Selanjutnya, kehidupan dunia sempat kembali normal karena pada saat itu manusia juga kembali pada kehidupan yang sederhana, atau bahkan ada yang primitif. Tidak banyak pengerusakan alam, karena memang teknologi manusia kala itu masih sangat sederhana dan sifat mereka juga belum serakah. Manusia juga kembali menghargai alam dan kehidupan makhluk lainnya, seperti yang pernah di lakukan oleh nenek moyang mereka dulu, Namun, perlahan-lahan itu semua berubah sejak kelompok-kelompok manusia tertentu mulai membangun kerajaan besarnya (imperium/kekaisaran). Mereka mulai menjadikan alam sebagai ladang eksploitasi yang bisa digarap sesukanya, bahkan bila perlu harus menjajah, memperbudak, berperang dan membunuh orang banyak. Hal itu terus saja berlanjut dari zaman ke zaman, sehingga menyebabkan Bumi ini sekali lagi harus memasuki masa kritisnya.

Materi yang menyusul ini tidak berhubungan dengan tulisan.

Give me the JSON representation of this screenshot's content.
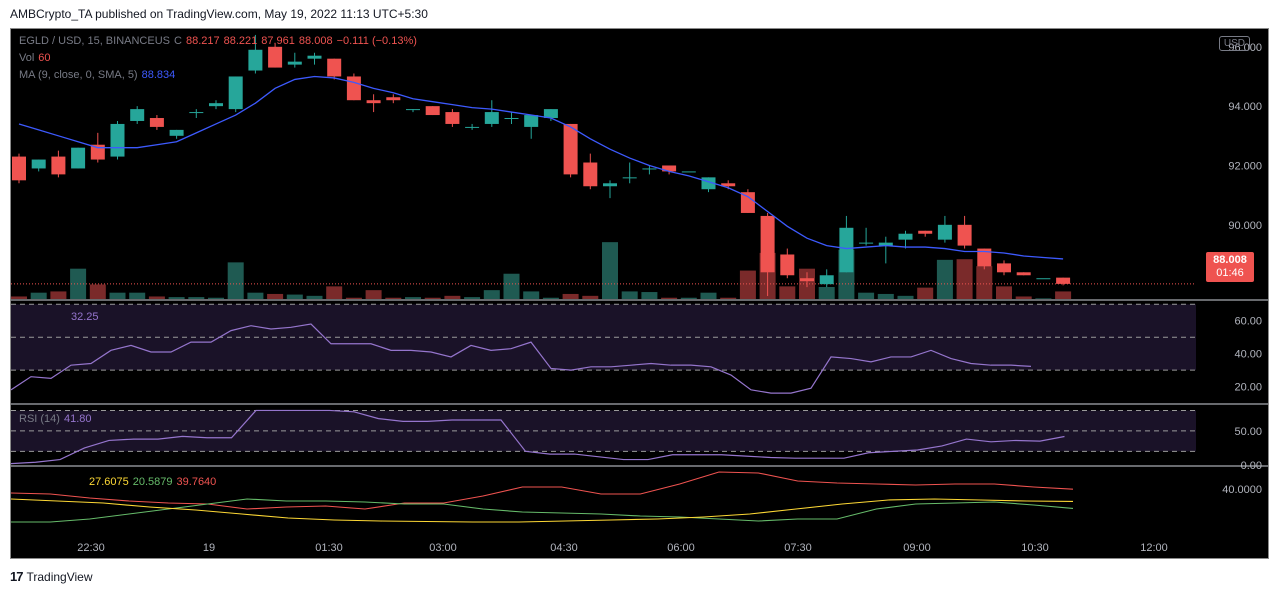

Lalu, khususnya sejak abad ke-19 Masehi, keadaan Bumi ini telah berubah sangat drastis. Revolusi industri kemudian bergulir ke seluruh dunia, mengajarkan pola hidup manusia yang baru, yang mengabaikan kesakralan tanah, air, tetumbuhan, dan hewan. Tiada lagi rasa bersalah atau berdosa karena merusak alam demi kepentingan usaha-usaha: industri, perdagangan, jasa, atau untuk real estate/pemukiman. Akibatnya tetumbuhan, hewan dan mata air semakin berkurang, sementara bumi terus dibor untuk menghisap minyak atau gas dan digali untuk menemukan batu bara, emas, perak, timah, tembaga, besi, intan, dan sebagainya. Pencemaran lingkungan juga terjadi dimana-mana dan keadaannya semakin parah. Pertanian yang tadinya hanya menggunakan pupuk organik juga diganti dengan pupuk kimia buatan pabrik. Semua itu lalu menyebabkan tetumbuhan menderita akibat keracunan pada akar, batang, daun dan buahnya. Bahkan pada akhirnya keadaan yang buruk ini juga menyebar ke tubuh manusia – yang juga ikut keracunan – karena memakan hasil dari pertanian.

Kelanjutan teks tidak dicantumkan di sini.